I missed my family. I missed the simple moments I shared with my loved ones. But not only that. I missed the sense of security that comes from being at home in familiar surroundings. I missed living a simple, grounded life.
At first, this hint of sadness was scattered here and there. Then it appeared every day, several times a day.
The day I woke up with it and felt that I was no longer happy, even in the midst of the beauty of Costa Rica, I knew it was time to go home. That wasn’t the only reason, of course; I just felt like I had reached the end of my experience, but it still played a role.
2. Expect to feel completely lost at first
When I arrived in Lisbon, I felt a coldness inside, a feeling of being lost, and I caught myself thinking “Here, this is what you wanted.” Turns out I didn’t feel so happy.
I thought I needed time to adjust, which was true. But still, the first few days weren’t the best. Plus, I was staying in a hotel room, as my Airbnb got canceled last minute. Working from my bed was not my idea of digital nomadism.
It will take a while to find your rhythm, your bearings, and feel comfortable. Anyway, remember that human beings are creatures of adaptation. If that’s your thing, you’ll get there. You didn’t expect everything to be rosy, did you?
3. Don’t be too demanding in terms of comfort
In Lisbon, I worked from my bed. And I had to ask to change rooms because the first one was so noisy that I had to sleep with earplugs and so cold that I ended up in bed with my clothes on.
In Mexico, fortunately, everything went well.
In Costa Rica, I woke up because a huge cockroach was climbing on my neck. Today I had to repatriate myself inside my apartment because the mosquitoes were too hungry. I find myself bent over flattening my breakfast in my stomach to write on a coffee table.
Not to mention the noise, interruptions, and inevitable adjustments one has to make when abroad. Because that’s why we’re abroad: to shake things up. But when you have to work at the same time, it’s not always fun.
But then again, it’s nothing. You just have to be prepared, and not expect total comfort, because no comfort can surpass the one you have at home. You may not find comfort, you’ll surely find (many) other things.
4. You won’t really be free
Oh, freedom. That feeling of getting on a plane with no return ticket.
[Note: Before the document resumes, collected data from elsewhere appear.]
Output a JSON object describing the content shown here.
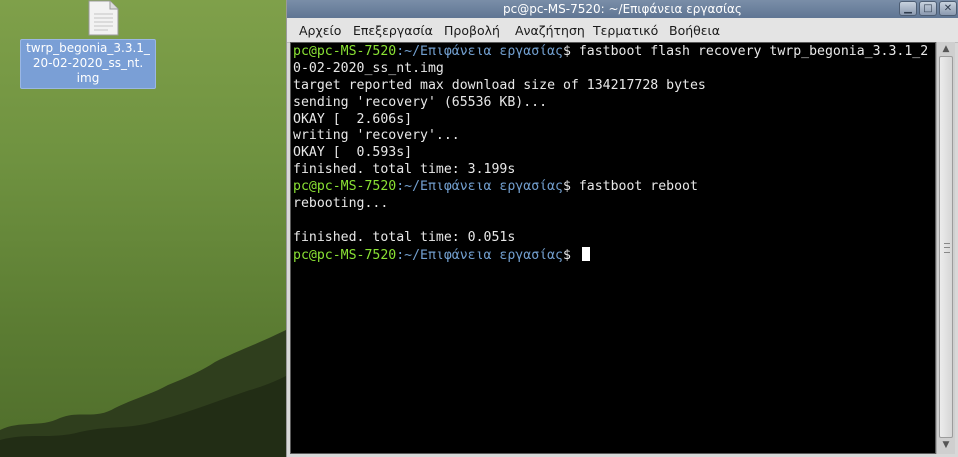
{
  "desktop": {
    "file_icon": {
      "label_lines": [
        "twrp_begonia_3.3.1_",
        "20-02-2020_ss_nt.",
        "img"
      ]
    }
  },
  "window": {
    "title": "pc@pc-MS-7520: ~/Επιφάνεια εργασίας",
    "buttons": [
      "minimize",
      "maximize",
      "close"
    ],
    "menu": [
      "Αρχείο",
      "Επεξεργασία",
      "Προβολή",
      "Αναζήτηση",
      "Τερματικό",
      "Βοήθεια"
    ]
  },
  "terminal": {
    "prompt_user": "pc@pc-MS-7520",
    "prompt_path": ":~/Επιφάνεια εργασίας",
    "prompt_symbol": "$",
    "lines": [
      {
        "type": "prompt",
        "cmd": " fastboot flash recovery twrp_begonia_3.3.1_2"
      },
      {
        "type": "text",
        "text": "0-02-2020_ss_nt.img"
      },
      {
        "type": "text",
        "text": "target reported max download size of 134217728 bytes"
      },
      {
        "type": "text",
        "text": "sending 'recovery' (65536 KB)..."
      },
      {
        "type": "text",
        "text": "OKAY [  2.606s]"
      },
      {
        "type": "text",
        "text": "writing 'recovery'..."
      },
      {
        "type": "text",
        "text": "OKAY [  0.593s]"
      },
      {
        "type": "text",
        "text": "finished. total time: 3.199s"
      },
      {
        "type": "prompt",
        "cmd": " fastboot reboot"
      },
      {
        "type": "text",
        "text": "rebooting..."
      },
      {
        "type": "text",
        "text": ""
      },
      {
        "type": "text",
        "text": "finished. total time: 0.051s"
      },
      {
        "type": "prompt",
        "cmd": " ",
        "cursor": true
      }
    ]
  },
  "colors": {
    "prompt_user": "#8ae234",
    "prompt_path": "#729fcf",
    "terminal_bg": "#000000",
    "terminal_fg": "#e8e8e8"
  }
}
That slice of time that doesn’t have to end until you decide it does. I thought digital nomadism would give me that ultimate feeling of freedom I was craving.
But the truth is, if you want to maintain reasonable comfort and peace of mind, you’ll be forced to plan ahead. You’re not that free. I booked everything two months in advance because I didn’t want to pay too much for my plane tickets, I had to show an exit at every airport, and I didn’t want to end up with the worst Airbnbs that nobody wanted.
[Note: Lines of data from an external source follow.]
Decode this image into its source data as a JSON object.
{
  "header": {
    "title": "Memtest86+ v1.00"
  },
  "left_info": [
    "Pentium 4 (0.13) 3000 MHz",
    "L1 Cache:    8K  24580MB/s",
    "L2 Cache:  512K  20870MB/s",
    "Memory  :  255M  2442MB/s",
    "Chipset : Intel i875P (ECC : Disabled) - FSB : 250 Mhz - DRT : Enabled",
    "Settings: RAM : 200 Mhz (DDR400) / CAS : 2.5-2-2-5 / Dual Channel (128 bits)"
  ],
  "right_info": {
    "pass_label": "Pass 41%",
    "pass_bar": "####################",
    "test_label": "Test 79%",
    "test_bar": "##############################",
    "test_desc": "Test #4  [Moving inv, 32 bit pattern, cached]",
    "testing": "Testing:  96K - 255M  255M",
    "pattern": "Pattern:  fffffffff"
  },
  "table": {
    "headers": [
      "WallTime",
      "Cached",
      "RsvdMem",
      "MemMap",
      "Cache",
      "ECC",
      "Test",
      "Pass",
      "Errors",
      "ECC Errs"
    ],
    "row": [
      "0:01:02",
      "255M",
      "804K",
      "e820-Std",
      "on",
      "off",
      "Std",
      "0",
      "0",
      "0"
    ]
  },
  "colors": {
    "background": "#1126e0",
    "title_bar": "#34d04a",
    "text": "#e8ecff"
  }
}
I know some digital nomads manage to plan only a week or two in advance, but honestly, my peace of mind didn’t want to take the risk. The risk of being in an unsafe neighborhood as a single woman, the risk of being in a noisy, non-functional environment, the risk of having lousy wifi, or just not having a home at all. Or paying $1000 for my plane ticket like I did yesterday because I had no choice if I wanted to go home.
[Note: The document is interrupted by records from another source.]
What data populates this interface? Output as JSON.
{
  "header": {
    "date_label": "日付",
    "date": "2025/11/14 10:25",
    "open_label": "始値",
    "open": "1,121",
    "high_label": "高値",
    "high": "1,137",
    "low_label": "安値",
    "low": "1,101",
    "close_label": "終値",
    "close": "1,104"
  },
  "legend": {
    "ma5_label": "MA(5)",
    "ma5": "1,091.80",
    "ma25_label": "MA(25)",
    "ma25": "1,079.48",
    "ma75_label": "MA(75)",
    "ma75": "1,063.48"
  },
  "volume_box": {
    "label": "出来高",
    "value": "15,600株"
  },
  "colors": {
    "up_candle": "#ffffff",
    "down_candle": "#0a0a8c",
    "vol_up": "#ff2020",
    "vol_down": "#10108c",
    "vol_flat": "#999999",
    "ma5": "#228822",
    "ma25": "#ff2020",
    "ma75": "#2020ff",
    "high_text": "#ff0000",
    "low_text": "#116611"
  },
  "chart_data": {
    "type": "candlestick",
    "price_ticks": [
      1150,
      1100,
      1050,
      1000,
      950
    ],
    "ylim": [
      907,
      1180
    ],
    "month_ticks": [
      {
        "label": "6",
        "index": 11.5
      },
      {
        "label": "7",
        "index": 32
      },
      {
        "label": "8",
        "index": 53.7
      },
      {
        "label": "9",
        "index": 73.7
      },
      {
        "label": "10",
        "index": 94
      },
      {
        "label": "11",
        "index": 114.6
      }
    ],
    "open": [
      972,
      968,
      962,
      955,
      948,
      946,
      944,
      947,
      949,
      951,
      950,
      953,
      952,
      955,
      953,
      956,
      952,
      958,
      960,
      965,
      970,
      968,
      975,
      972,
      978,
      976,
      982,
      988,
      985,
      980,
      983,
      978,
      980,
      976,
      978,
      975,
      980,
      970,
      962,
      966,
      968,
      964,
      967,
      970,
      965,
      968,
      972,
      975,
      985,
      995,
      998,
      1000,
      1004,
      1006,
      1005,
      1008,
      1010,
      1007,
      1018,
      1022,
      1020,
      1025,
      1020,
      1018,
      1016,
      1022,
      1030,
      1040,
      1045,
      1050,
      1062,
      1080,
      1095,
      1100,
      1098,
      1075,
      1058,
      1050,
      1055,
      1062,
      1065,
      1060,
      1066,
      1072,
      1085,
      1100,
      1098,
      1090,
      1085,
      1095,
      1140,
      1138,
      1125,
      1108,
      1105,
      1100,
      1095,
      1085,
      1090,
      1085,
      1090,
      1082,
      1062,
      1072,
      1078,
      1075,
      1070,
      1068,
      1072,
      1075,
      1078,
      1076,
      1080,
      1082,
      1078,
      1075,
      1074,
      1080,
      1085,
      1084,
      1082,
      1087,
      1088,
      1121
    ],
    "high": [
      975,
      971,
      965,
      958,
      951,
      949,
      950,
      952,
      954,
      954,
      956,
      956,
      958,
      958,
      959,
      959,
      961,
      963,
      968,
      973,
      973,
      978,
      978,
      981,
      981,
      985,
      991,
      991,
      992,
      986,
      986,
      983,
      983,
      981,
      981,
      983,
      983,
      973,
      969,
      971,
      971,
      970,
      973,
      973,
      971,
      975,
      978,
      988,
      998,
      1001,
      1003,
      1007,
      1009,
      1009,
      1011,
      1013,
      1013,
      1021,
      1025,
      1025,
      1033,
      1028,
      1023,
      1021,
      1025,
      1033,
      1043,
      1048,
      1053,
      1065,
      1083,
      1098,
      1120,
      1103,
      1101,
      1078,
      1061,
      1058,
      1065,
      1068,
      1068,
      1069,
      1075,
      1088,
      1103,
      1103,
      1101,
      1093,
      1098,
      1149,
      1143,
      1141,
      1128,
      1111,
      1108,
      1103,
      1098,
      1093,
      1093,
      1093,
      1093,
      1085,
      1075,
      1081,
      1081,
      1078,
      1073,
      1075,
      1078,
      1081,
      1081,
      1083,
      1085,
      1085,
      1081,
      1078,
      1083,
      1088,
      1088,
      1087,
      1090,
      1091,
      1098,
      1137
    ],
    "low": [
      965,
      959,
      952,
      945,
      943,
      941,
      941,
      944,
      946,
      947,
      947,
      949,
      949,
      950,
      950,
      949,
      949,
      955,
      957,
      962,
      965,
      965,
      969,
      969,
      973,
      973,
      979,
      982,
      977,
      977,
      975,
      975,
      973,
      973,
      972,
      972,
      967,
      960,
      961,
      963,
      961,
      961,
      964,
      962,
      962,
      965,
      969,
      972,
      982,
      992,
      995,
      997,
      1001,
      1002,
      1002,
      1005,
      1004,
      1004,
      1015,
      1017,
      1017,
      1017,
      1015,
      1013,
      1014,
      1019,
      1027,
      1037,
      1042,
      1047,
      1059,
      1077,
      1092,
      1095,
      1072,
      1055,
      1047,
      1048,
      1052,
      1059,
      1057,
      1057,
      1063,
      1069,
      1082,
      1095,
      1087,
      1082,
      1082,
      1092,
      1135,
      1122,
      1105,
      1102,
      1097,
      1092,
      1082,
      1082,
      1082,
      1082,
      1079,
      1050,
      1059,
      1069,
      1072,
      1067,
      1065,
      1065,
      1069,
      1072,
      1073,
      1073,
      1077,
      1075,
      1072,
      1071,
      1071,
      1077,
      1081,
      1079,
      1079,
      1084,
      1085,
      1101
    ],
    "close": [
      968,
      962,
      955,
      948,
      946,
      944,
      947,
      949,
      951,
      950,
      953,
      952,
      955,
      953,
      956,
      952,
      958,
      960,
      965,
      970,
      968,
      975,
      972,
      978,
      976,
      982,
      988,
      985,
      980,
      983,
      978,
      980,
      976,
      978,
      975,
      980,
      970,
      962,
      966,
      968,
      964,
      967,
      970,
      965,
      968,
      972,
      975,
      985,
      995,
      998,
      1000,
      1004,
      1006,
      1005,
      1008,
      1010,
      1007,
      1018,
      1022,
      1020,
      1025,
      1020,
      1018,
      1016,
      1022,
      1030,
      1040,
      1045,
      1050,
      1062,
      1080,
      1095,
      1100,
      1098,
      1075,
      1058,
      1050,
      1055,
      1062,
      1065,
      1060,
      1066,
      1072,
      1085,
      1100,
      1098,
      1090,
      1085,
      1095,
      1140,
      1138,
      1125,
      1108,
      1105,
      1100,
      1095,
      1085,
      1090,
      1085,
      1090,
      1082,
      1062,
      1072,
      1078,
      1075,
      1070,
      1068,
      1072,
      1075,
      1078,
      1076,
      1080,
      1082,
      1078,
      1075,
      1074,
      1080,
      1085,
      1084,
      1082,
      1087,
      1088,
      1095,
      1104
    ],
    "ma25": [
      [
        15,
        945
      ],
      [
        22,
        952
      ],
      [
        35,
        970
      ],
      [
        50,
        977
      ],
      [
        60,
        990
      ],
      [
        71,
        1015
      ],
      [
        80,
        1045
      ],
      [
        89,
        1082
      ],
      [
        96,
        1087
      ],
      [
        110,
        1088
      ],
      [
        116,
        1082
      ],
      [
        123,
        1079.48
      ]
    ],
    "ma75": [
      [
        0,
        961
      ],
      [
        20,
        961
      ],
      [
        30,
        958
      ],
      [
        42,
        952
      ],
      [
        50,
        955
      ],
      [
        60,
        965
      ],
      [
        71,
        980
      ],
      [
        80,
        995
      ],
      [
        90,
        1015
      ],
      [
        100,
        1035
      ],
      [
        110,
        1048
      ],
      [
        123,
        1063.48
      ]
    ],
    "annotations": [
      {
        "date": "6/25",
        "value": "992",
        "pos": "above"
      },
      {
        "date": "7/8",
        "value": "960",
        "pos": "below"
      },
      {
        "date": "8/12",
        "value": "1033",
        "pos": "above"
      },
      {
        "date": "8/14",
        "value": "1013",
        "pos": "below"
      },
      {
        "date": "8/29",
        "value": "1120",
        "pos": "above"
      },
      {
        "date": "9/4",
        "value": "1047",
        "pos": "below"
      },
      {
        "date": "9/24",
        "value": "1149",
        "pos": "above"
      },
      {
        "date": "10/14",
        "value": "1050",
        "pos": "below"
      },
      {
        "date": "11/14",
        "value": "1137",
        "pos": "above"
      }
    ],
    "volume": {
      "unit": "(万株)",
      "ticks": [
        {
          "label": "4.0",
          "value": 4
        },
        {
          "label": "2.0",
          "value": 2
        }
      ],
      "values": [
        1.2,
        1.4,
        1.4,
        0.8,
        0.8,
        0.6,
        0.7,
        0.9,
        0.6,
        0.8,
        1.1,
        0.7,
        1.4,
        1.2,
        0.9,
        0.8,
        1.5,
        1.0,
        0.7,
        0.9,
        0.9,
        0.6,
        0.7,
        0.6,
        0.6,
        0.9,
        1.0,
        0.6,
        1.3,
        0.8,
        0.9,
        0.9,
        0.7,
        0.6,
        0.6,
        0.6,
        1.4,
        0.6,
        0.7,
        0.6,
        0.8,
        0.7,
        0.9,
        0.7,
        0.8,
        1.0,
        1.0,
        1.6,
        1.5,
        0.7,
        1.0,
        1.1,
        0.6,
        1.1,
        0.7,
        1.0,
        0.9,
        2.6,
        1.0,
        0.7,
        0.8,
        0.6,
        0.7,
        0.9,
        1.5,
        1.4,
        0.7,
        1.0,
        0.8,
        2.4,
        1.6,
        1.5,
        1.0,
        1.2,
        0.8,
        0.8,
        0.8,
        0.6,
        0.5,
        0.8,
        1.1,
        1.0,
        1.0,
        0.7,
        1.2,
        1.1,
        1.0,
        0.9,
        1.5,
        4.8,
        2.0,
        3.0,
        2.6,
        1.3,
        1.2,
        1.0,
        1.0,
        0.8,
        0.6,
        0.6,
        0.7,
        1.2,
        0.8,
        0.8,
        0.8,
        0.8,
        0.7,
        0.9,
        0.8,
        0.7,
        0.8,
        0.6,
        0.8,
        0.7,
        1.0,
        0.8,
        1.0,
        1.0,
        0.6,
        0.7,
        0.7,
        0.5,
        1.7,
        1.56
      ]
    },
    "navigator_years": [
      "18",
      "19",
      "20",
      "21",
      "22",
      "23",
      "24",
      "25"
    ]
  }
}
Digital nomadism is a different kind of freedom, sure, but a limited one. Like everywhere else.
The bottom line
These drawbacks do not change the fact that these three months were some of the best adventures of my life. I met some great people, learned a lot about myself and life — and found some answers in the process — ate delicious food, and felt good most of the time.
Nothing is 100% perfect. If I list some of the drawbacks I encountered during my few months of digital nomadism, it’s not to make you give up on this project. It’s just to make you aware, and mentally prepared. At times, it will be difficult. You’ll be away from everything you know, and you’ll have to deal with what comes your way.
But what a great way to grow! If the question goes round and round in your mind, my advice would be: do it. You can always go home when you feel like you’ve done your time. Just like I did.